The US labor market report for December is ambiguous. The increase in jobs in the said month was only 199 thousand, although both the ISM employment indices and the ADP report assumed a much higher result. On the other hand, the past two months were revised to +141 thousand at once, which reduced the negativity. The unemployment rate also declined to 3.9% altogether, returning to the pre-pandemic level, which made it possible to speak of a complete recovery of the labor market.
Average hourly wages surged by 4.7%, which, combined with high inflation, requires the Fed to reduce measures to support the economy. The minutes of the last FOMC meeting showed that more and more members tend to accelerate the pace of policy normalization.
Everything would be fine, but it is not guaranteed that the COVID-19 topic will not intervene again and will not adjust the expectations for the rate. The current growth of cases is significantly ahead of the previous waves. The number of hospitalizations is slowly growing, but the situation is, as they say, subtle.
Omicron's rate of spread in the world is not much different from what is seen in the United States, so all forecasts on risks and on rates can be revised almost overnight if a new strain is recognized as more dangerous than it seems. So far, investors are proceeding from positive scenarios, but who knows?
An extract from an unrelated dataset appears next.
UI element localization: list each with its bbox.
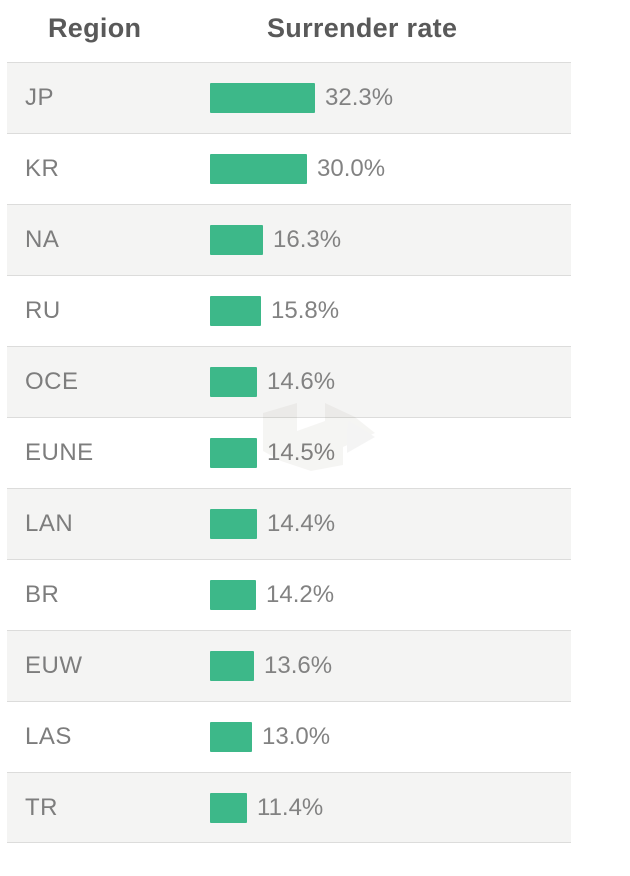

The CFTC report turned out to be almost neutral for the US dollar (the cumulative long position fell from 19.7 billion to 19.5 billion) but did reveal a few changes in positioning. European currencies (pound, franc, euro) gained, while on the contrary, commodity currencies slightly worsened their positions. This result could be interpreted as the beginning of a cycle of demand for protective assets, if not for gold's absolutely opposite movement. Meanwhile, oil moves to the green zone, as well as high-tech copper, which means an increase in demand for industrial products, and hence for raw materials, while there is a slight negative trend for gold.
Mutually exclusive trends do not allow us to draw a definite conclusion on the mood of speculators, and apparently, a little more time is needed for the markets to develop a more or less unified approach.
EUR/USD
EU's inflation set a new record, rising to 5.0% in December. Core inflation also increased, but not so critical to seriously count on ECB's quick action. Perhaps, we will hear something definite on Tuesday, when ECB Chairman Lagarde will represent Nagel for the post of head of the Bundesbank.
The euro continues to slowly recover its position. The weekly change of +0.7 billion made it possible to almost close a net short position and reach zero (-0.2 billion). The target price also continues to hold above the long-term average, with a bullish trend for the euro. At the same time, there is no reason to expect that we are seeing not a correction, but a full-fledged bullish reversal. However, the technical picture for the euro remains bearish.
It can be assumed that attempts to make an upward correction will continue. The probability of moving above the resistance of 1.1400/20, where the border of the bearish channel passes, is low. The rotation process at the Fed will begin this week. Powell and Brainard will answer questions during public hearings in the Senate, and the general orientation of their response will allow us to adjust expectations for the US dollar. There is no bullish driver for the euro, so the correction will be shallow. The euro may try to reach the level of 1.10 in the near future.
GBP/USD
On Tuesday, NIESR will present its estimate of GDP growth rates for December, inclusive, the main UK data will be released on Friday and may have an impact on the volatility of the pound. In the meantime, the British currency is experiencing a slight bullish influence due to the global demand for risk.
The pound's net short position continues to decline. The weekly change is +0.9 billion, but the bearish advantage has not yet been overcome (-3.3 billion). The dynamics are positive and the target price is growing, so attempts to resume the growth of the pound on the spot can be expected.
The pound approached the upper border of the bearish channel. If it successfully tests it, the next target will be 1.3820/30. A downward pullback, while the overall positivity remains, is unlikely.